Ce PSG vous fait rappeler vos souvenirs ou vous le trouvez plus fort ?
Ça n’a aucune commune mesure. Le PSG d’aujourd’hui et celui de notre époque est incomparable. A l’époque, on était une petite épicerie aujourd’hui, Paris est une grande surface.
Depuis Benarbia, on n’a pas trouvé un autre joueur Algérien porté les couleurs de ce grand club européen…
Je souhaite évidemment qu’un joueur algérien puisse atterrir un jour à Paris et pouvoir représenter l’Algérie sous les couleurs du PSG. C’est un souhait, voilà !
Le rêve des investisseurs qataris est de remporter la Ligue des champions, cet objectif est-il réalisable, selon vous ?
Bien sûr.
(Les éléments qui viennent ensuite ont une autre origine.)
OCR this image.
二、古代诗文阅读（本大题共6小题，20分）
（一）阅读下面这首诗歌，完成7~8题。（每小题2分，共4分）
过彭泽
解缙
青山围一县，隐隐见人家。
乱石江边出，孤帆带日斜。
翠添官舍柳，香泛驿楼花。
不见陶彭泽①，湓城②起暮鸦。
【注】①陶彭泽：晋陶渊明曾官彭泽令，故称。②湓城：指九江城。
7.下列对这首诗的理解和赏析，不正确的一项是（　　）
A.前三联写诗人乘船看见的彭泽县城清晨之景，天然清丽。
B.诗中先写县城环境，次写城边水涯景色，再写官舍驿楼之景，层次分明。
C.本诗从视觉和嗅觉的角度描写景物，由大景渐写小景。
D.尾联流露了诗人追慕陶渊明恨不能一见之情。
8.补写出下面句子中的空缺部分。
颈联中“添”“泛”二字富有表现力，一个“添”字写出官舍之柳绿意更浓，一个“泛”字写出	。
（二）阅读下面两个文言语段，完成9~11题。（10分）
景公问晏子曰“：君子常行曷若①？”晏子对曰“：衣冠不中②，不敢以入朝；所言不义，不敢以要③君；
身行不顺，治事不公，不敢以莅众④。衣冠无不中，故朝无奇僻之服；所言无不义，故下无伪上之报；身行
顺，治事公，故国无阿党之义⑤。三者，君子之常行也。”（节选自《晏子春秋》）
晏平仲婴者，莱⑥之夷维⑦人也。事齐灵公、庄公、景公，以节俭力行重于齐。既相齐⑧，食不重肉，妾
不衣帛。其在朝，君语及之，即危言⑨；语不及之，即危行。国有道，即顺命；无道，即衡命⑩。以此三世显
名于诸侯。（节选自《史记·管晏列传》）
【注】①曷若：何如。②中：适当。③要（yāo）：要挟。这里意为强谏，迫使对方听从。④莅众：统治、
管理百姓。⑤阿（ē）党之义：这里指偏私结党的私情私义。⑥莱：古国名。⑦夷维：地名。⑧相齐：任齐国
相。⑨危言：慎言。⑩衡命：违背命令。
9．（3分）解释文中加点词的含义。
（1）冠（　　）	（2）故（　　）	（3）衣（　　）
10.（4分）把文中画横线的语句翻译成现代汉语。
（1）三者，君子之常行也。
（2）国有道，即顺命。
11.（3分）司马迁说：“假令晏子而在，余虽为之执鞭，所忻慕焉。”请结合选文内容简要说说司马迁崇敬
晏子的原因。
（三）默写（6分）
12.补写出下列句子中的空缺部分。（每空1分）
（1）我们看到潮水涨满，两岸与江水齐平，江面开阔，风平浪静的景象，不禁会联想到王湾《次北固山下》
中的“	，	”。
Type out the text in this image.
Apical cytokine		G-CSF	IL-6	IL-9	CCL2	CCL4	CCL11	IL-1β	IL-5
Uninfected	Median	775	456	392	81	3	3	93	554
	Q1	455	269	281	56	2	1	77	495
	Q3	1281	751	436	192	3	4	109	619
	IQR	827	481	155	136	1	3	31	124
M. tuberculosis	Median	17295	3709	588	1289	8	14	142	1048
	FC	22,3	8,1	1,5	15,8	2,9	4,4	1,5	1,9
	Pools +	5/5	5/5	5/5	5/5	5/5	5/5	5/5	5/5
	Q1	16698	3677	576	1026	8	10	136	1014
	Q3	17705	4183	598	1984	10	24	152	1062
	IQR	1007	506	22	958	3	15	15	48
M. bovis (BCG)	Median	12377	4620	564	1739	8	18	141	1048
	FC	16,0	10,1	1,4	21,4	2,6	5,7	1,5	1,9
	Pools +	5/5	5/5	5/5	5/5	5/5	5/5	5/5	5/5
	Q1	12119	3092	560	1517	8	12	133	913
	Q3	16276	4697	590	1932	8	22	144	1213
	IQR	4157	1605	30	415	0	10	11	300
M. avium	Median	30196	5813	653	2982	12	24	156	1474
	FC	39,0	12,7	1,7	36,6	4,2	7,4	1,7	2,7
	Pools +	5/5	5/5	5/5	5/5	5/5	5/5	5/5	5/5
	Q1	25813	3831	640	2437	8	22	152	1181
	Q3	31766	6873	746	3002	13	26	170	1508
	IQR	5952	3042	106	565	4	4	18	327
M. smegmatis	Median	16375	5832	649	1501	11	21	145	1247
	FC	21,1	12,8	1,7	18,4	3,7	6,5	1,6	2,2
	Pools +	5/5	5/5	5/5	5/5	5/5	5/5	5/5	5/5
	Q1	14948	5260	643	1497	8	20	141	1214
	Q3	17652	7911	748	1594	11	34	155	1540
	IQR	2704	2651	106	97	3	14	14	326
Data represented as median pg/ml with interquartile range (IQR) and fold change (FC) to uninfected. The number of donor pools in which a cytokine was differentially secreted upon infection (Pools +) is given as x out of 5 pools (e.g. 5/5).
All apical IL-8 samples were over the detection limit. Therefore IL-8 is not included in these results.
Vous savez depuis que j’ai connu Paris, on avait toujours ce défi de rendre le PSG un grand club. Et là, je pense que c’est en route, chaque année ils améliorent l’équipe, mais il y a toujours ce dernier palier à franchir qui reste dur, donc voilà, ça devrait venir.
Vous avez été honoré, que ressentez-vous ?
Il faut souligner cette journée spéciale, qu’est la commémoration du 11 décembre, c’était important d’informer les jeunes sur une époque douloureuse de notre histoire. Effectivement, le public algérien est toujours passionné du football, ça a été vraiment symptomatique de constater un tel accueil de la part des jeunes et même des femmes qui étaient présentes.
On a vu même des jeunes qui ne vous ont pas vu jouer venir pour prendre des photos…
(Il nous coupe) Heureusement pour eux (rires).
C'est-à-dire, M. Dahleb ?
Ils seraient moins jeunes ! (Rires)
D’accord, alors que ressentez-vous d’être reconnu par ces jeunes garçons ?
 C’est vraiment quelque chose de réconfortant parce qu’on se rend compte que les jeunes sont toujours attachés au football et que tous ces gens-là ne vous ont pas oubliés.
Merci Monsieur Dahleb, un dernier mot ?
Je tiens à rendre hommage à la commune de Sétif qui a honoré ces jeunes sportifs, cela les encourage à travailler et à continuer à bien représenter leur ville et surtout l’Algérie.